I've had a couple of popular moments (I don't think they'd qualify as viral) and most of them happened with content that caved to "the machine." And the impressions and engagement were nice, sure, but ultimately they meant nothing.
The few that did matter to me weren't planned. I once got an article randomly picked up in Hacker News and it went to 40k views. And another time I went semi-viral on Twitter because I denounced Product Hunt's injustice system–earning #1 product of the day as a result.
I've been on a content hiatus for a long time because I'm reconciling with the same thing you are. Because I don't want to create content for algorithms. I want to write content that matters to me one way or another.

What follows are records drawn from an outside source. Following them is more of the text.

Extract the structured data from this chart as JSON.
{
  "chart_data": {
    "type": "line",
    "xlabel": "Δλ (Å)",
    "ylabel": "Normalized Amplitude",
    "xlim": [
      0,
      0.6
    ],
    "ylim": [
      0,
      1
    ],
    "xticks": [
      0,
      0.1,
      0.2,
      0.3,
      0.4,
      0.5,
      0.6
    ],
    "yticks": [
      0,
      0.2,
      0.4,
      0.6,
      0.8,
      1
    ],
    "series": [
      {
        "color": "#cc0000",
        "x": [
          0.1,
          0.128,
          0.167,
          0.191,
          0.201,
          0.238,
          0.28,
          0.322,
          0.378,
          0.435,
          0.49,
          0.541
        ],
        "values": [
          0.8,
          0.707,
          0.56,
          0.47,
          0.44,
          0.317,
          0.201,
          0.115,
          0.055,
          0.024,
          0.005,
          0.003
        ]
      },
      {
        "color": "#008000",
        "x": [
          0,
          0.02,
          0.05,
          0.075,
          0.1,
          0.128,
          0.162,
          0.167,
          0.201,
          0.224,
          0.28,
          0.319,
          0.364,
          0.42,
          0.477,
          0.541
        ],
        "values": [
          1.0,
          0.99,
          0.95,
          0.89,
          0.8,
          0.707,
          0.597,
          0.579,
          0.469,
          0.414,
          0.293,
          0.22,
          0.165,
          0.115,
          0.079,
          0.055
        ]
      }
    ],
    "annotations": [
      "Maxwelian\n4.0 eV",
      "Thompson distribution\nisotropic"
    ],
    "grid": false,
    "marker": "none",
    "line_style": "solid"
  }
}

And I have to believe that that will reach who it has to. And that that will be enough, and it will matter to some.
Humanity has lost so much creative drive on individuals because we're all slaves to the metrics. Most great thinkers and writers of the past put pen to paper because they needed it, not because they wanted to become some overnight success.
Your words and your initiatives matter Daniel. If you keep doing it long enough, sticking to your truth, I believe it will pay off. We have to believe it. We have to.
How are we going to move forward if we don't?